One of the primary goals of the Atacama Large Millimeter/submillimeter Array (ALMA) is to study the formation and evolution of planetary systems. Young stars are often surrounded by a disk of gas and dust, out of which planets can form. One of the first high resolution images that ALMA captured was of HL Tauri, a young star just 480 light-years away surrounded by a protoplanetary disk. The disk has visible gaps which could be where young protoplanets are forming. Planetary formation is a complex process that we still don’t fully understand. During this process, dust grains in the disk are growing in size as they collide and stick to each other, causing them to slowly grow to potentially become objects similar to those within our solar system.
One of the ways to study dust grains in these complex structures is to look at the orientation of the light waves they emit, which is known as polarization. Earlier studies of HL Tauri have mapped this polarization, but a new study from Stephens, et al. has captured a polarization image of HL Tauri in unprecedented detail. The resulting image is based on 10x more polarization measurements than of any other disk, and 100x more measurements than most disks. It is by far the deepest polarization image of any disk captured thus far, according to research published today in Nature.
The image was captured at a resolution of 5 AU, which is about the distance from the Sun to Jupiter. Previous polarization observations were at a much lower resolution and didn’t reveal the subtle patterns of polarization within the disk. For example, the team found the amount of polarized light to be greater on one side of the disk than the other, which is likely due to asymmetries in the distribution in the dust grains or their properties across the disk. Dust grains aren’t often spherical. They can be oblate like a thick pancake, or prolate like a grain of rice. When light is emitted by or scatters off these dust grains, it can become polarized, meaning that the waves of light are oriented in a particular direction rather than just randomly. These new results suggest that grains behave more like prolate grains, and they put strong constraints on the shape and size of dust grains within the disk.
A surprising result of the study is that there is more polarization within the gaps of the disk than the rings, even though there is more dust in the rings. The polarization within the gaps is more azimuthal, which suggests the polarization comes from aligned dust grains within the gaps. The polarization of the rings is more uniform, suggesting the polarization largely comes from scattering. In general, the polarization comes from a mix of scattering and dust alignment. Based on the data, it is unclear what is causing the dust grains to align, but they are likely not aligned along the magnetic field of the disk, which is the case for most dust outside of protoplanetary disks. Currently, it is thought that the grains are aligned mechanically, perhaps by their own aerodynamics, as they revolve around the central young star.

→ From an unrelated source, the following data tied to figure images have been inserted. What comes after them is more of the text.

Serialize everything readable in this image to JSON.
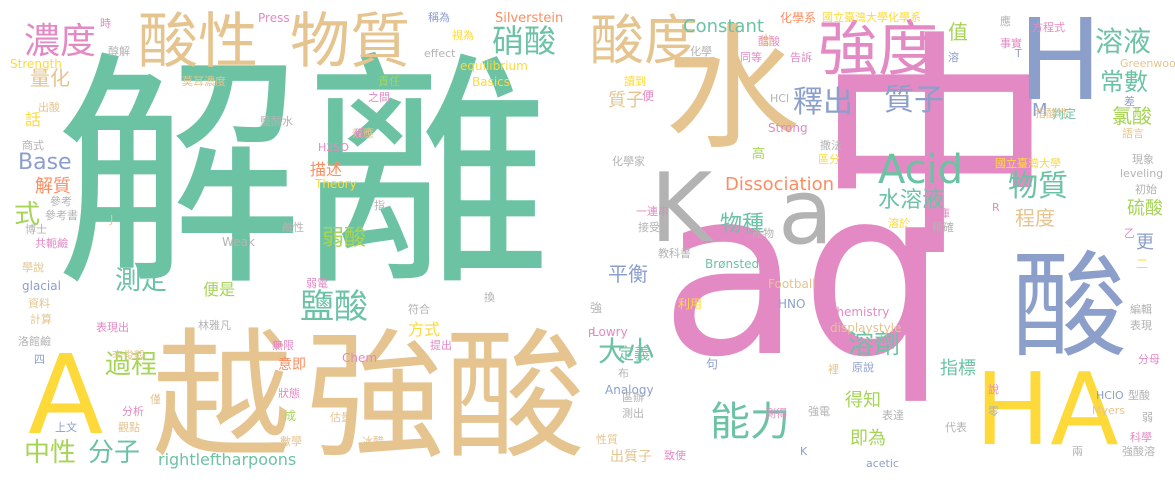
{
  "palette": {
    "green": "#6cc3a3",
    "tan": "#e5c48f",
    "pink": "#e38ac4",
    "slate": "#8c9fcb",
    "yellow": "#fed93a",
    "gray": "#b3b3b3",
    "lime": "#a5d457",
    "orange": "#fb8d62"
  },
  "words": [
    {
      "t": "解離",
      "c": "green"
    },
    {
      "t": "中",
      "c": "pink"
    },
    {
      "t": "aq",
      "c": "pink"
    },
    {
      "t": "水",
      "c": "tan"
    },
    {
      "t": "強酸",
      "c": "tan"
    },
    {
      "t": "越",
      "c": "tan"
    },
    {
      "t": "A",
      "c": "yellow"
    },
    {
      "t": "H",
      "c": "slate"
    },
    {
      "t": "酸",
      "c": "slate"
    },
    {
      "t": "HA",
      "c": "yellow"
    },
    {
      "t": "K",
      "c": "gray"
    },
    {
      "t": "a",
      "c": "gray"
    },
    {
      "t": "酸性",
      "c": "tan"
    },
    {
      "t": "物質",
      "c": "tan"
    },
    {
      "t": "酸度",
      "c": "tan"
    },
    {
      "t": "強度",
      "c": "pink"
    },
    {
      "t": "濃度",
      "c": "pink"
    },
    {
      "t": "硝酸",
      "c": "green"
    },
    {
      "t": "Acid",
      "c": "green"
    },
    {
      "t": "物質",
      "c": "green"
    },
    {
      "t": "水溶液",
      "c": "green"
    },
    {
      "t": "釋出",
      "c": "slate"
    },
    {
      "t": "質子",
      "c": "slate"
    },
    {
      "t": "溶液",
      "c": "green"
    },
    {
      "t": "常數",
      "c": "green"
    },
    {
      "t": "能力",
      "c": "green"
    },
    {
      "t": "大小",
      "c": "green"
    },
    {
      "t": "鹽酸",
      "c": "green"
    },
    {
      "t": "溶劑",
      "c": "green"
    },
    {
      "t": "Constant",
      "c": "green"
    },
    {
      "t": "Dissociation",
      "c": "orange"
    },
    {
      "t": "Base",
      "c": "slate"
    },
    {
      "t": "中性",
      "c": "lime"
    },
    {
      "t": "分子",
      "c": "green"
    },
    {
      "t": "過程",
      "c": "lime"
    },
    {
      "t": "測定",
      "c": "green"
    },
    {
      "t": "弱酸",
      "c": "lime"
    },
    {
      "t": "物種",
      "c": "green"
    },
    {
      "t": "平衡",
      "c": "slate"
    },
    {
      "t": "程度",
      "c": "tan"
    },
    {
      "t": "氯酸",
      "c": "lime"
    },
    {
      "t": "硫酸",
      "c": "lime"
    },
    {
      "t": "更",
      "c": "slate"
    },
    {
      "t": "值",
      "c": "lime"
    },
    {
      "t": "量化",
      "c": "tan"
    },
    {
      "t": "解質",
      "c": "orange"
    },
    {
      "t": "式",
      "c": "lime"
    },
    {
      "t": "即為",
      "c": "lime"
    },
    {
      "t": "得知",
      "c": "lime"
    },
    {
      "t": "指標",
      "c": "green"
    },
    {
      "t": "定義",
      "c": "green"
    },
    {
      "t": "rightleftharpoons",
      "c": "green"
    },
    {
      "t": "描述",
      "c": "orange"
    },
    {
      "t": "意即",
      "c": "orange"
    },
    {
      "t": "質子",
      "c": "tan"
    },
    {
      "t": "方式",
      "c": "yellow"
    },
    {
      "t": "出質子",
      "c": "tan"
    },
    {
      "t": "話",
      "c": "yellow"
    },
    {
      "t": "便是",
      "c": "lime"
    },
    {
      "t": "M",
      "c": "slate"
    },
    {
      "t": "判定",
      "c": "green"
    },
    {
      "t": "Strength",
      "c": "yellow"
    },
    {
      "t": "化學系",
      "c": "orange"
    },
    {
      "t": "國立臺灣大學化學系",
      "c": "yellow"
    },
    {
      "t": "國立臺灣大學",
      "c": "yellow"
    },
    {
      "t": "Silverstein",
      "c": "orange"
    },
    {
      "t": "Press",
      "c": "pink"
    },
    {
      "t": "equilibrium",
      "c": "yellow"
    },
    {
      "t": "Basics",
      "c": "yellow"
    },
    {
      "t": "Theory",
      "c": "yellow"
    },
    {
      "t": "Strong",
      "c": "pink"
    },
    {
      "t": "Weak",
      "c": "gray"
    },
    {
      "t": "Chemistry",
      "c": "pink"
    },
    {
      "t": "displaystyle",
      "c": "tan"
    },
    {
      "t": "Brønsted",
      "c": "green"
    },
    {
      "t": "Lowry",
      "c": "pink"
    },
    {
      "t": "Football",
      "c": "tan"
    },
    {
      "t": "Analogy",
      "c": "slate"
    },
    {
      "t": "Chem",
      "c": "pink"
    },
    {
      "t": "HNO",
      "c": "slate"
    },
    {
      "t": "HClO",
      "c": "slate"
    },
    {
      "t": "Myers",
      "c": "tan"
    },
    {
      "t": "acetic",
      "c": "slate"
    },
    {
      "t": "leveling",
      "c": "gray"
    },
    {
      "t": "glacial",
      "c": "slate"
    },
    {
      "t": "HCl",
      "c": "gray"
    },
    {
      "t": "H2SO",
      "c": "pink"
    },
    {
      "t": "effect",
      "c": "gray"
    },
    {
      "t": "Greenwood",
      "c": "tan"
    },
    {
      "t": "P",
      "c": "pink"
    },
    {
      "t": "J",
      "c": "tan"
    },
    {
      "t": "R",
      "c": "pink"
    },
    {
      "t": "T",
      "c": "slate"
    },
    {
      "t": "化學家",
      "c": "gray"
    },
    {
      "t": "林雅凡",
      "c": "gray"
    },
    {
      "t": "李俊毅",
      "c": "tan"
    },
    {
      "t": "莫耳濃度",
      "c": "tan"
    },
    {
      "t": "鹽酸水",
      "c": "gray"
    },
    {
      "t": "共軛鹼",
      "c": "pink"
    },
    {
      "t": "一連串",
      "c": "pink"
    },
    {
      "t": "教科書",
      "c": "gray"
    },
    {
      "t": "參考書",
      "c": "gray"
    },
    {
      "t": "商式",
      "c": "gray"
    },
    {
      "t": "學說",
      "c": "tan"
    },
    {
      "t": "資料",
      "c": "tan"
    },
    {
      "t": "計算",
      "c": "tan"
    },
    {
      "t": "分析",
      "c": "pink"
    },
    {
      "t": "觀點",
      "c": "tan"
    },
    {
      "t": "上文",
      "c": "slate"
    },
    {
      "t": "數學",
      "c": "tan"
    },
    {
      "t": "冰醋",
      "c": "tan"
    },
    {
      "t": "性質",
      "c": "tan"
    },
    {
      "t": "致使",
      "c": "pink"
    },
    {
      "t": "強電",
      "c": "gray"
    },
    {
      "t": "表達",
      "c": "gray"
    },
    {
      "t": "科學",
      "c": "pink"
    },
    {
      "t": "強酸溶",
      "c": "gray"
    },
    {
      "t": "型酸",
      "c": "gray"
    },
    {
      "t": "分母",
      "c": "pink"
    },
    {
      "t": "表現",
      "c": "gray"
    },
    {
      "t": "編輯",
      "c": "gray"
    },
    {
      "t": "現象",
      "c": "gray"
    },
    {
      "t": "初始",
      "c": "gray"
    },
    {
      "t": "語言",
      "c": "tan"
    },
    {
      "t": "指酸性",
      "c": "tan"
    },
    {
      "t": "方程式",
      "c": "pink"
    },
    {
      "t": "事實",
      "c": "pink"
    },
    {
      "t": "告訴",
      "c": "pink"
    },
    {
      "t": "醋酸",
      "c": "pink"
    },
    {
      "t": "同等",
      "c": "pink"
    },
    {
      "t": "讀到",
      "c": "yellow"
    },
    {
      "t": "稱為",
      "c": "slate"
    },
    {
      "t": "視為",
      "c": "yellow"
    },
    {
      "t": "責任",
      "c": "lime"
    },
    {
      "t": "之間",
      "c": "pink"
    },
    {
      "t": "效應",
      "c": "tan"
    },
    {
      "t": "出酸",
      "c": "tan"
    },
    {
      "t": "醇解",
      "c": "gray"
    },
    {
      "t": "時",
      "c": "pink"
    },
    {
      "t": "參考",
      "c": "gray"
    },
    {
      "t": "博士",
      "c": "gray"
    },
    {
      "t": "產物",
      "c": "gray"
    },
    {
      "t": "接受",
      "c": "gray"
    },
    {
      "t": "溶於",
      "c": "yellow"
    },
    {
      "t": "平庫",
      "c": "pink"
    },
    {
      "t": "精確",
      "c": "gray"
    },
    {
      "t": "區分",
      "c": "yellow"
    },
    {
      "t": "撒法",
      "c": "gray"
    },
    {
      "t": "原說",
      "c": "slate"
    },
    {
      "t": "估量",
      "c": "tan"
    },
    {
      "t": "狀態",
      "c": "pink"
    },
    {
      "t": "無限",
      "c": "pink"
    },
    {
      "t": "提出",
      "c": "pink"
    },
    {
      "t": "測出",
      "c": "gray"
    },
    {
      "t": "區辦",
      "c": "gray"
    },
    {
      "t": "測得",
      "c": "pink"
    },
    {
      "t": "鹼性",
      "c": "gray"
    },
    {
      "t": "弱電",
      "c": "pink"
    },
    {
      "t": "符合",
      "c": "gray"
    },
    {
      "t": "表現出",
      "c": "pink"
    },
    {
      "t": "洛館鹼",
      "c": "gray"
    },
    {
      "t": "利用",
      "c": "yellow"
    },
    {
      "t": "高",
      "c": "lime"
    },
    {
      "t": "代表",
      "c": "gray"
    },
    {
      "t": "零",
      "c": "gray"
    },
    {
      "t": "兩",
      "c": "gray"
    },
    {
      "t": "弱",
      "c": "gray"
    },
    {
      "t": "說",
      "c": "pink"
    },
    {
      "t": "裡",
      "c": "tan"
    },
    {
      "t": "K",
      "c": "slate"
    },
    {
      "t": "句",
      "c": "slate"
    },
    {
      "t": "布",
      "c": "gray"
    },
    {
      "t": "換",
      "c": "gray"
    },
    {
      "t": "強",
      "c": "gray"
    },
    {
      "t": "低",
      "c": "pink"
    },
    {
      "t": "指",
      "c": "gray"
    },
    {
      "t": "成",
      "c": "lime"
    },
    {
      "t": "僅",
      "c": "tan"
    },
    {
      "t": "四",
      "c": "slate"
    },
    {
      "t": "二",
      "c": "yellow"
    },
    {
      "t": "乙",
      "c": "pink"
    },
    {
      "t": "差",
      "c": "slate"
    },
    {
      "t": "溶",
      "c": "slate"
    },
    {
      "t": "應",
      "c": "gray"
    },
    {
      "t": "便",
      "c": "pink"
    },
    {
      "t": "出",
      "c": "tan"
    },
    {
      "t": "化學",
      "c": "gray"
    }
  ]
}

What will studies of HL Tau reveal next? This new publication makes clear that high resolution is needed for polarization observations to learn the details about the dust grains. As the world’s most powerful millimeter/ submillimeter telescope, ALMA will be a fundamental instrument for continuing this research.
About ALMA & NRAO
The Atacama Large Millimeter/submillimeter Array (ALMA), an international astronomy facility, is a partnership of the European Organisation for Astronomical Research in the Southern Hemisphere (ESO), the U.S. National Science Foundation (NSF) and the National Institutes of Natural Sciences (NINS) of Japan in cooperation with the Republic of Chile. ALMA is funded by ESO on behalf of its Member States, by NSF in cooperation with the National Research Council of Canada (NRC) and the Ministry of Science and Technology (MOST) and by NINS in cooperation with the Academia Sinica (AS) in Taiwan and the Korea Astronomy and Space Science Institute (KASI).
ALMA construction and operations are led by ESO on behalf of its Member States; by the National Radio Astronomy Observatory (NRAO), managed by Associated Universities, Inc. (AUI), on behalf of North America; and by the National Astronomical Observatory of Japan (NAOJ) on behalf of East Asia. The Joint ALMA Observatory (JAO) provides the unified leadership and management of the construction, commissioning and operation of ALMA.
NRAO is a facility of the National Science Foundation, operated under cooperative agreement by Associated Universities, Inc.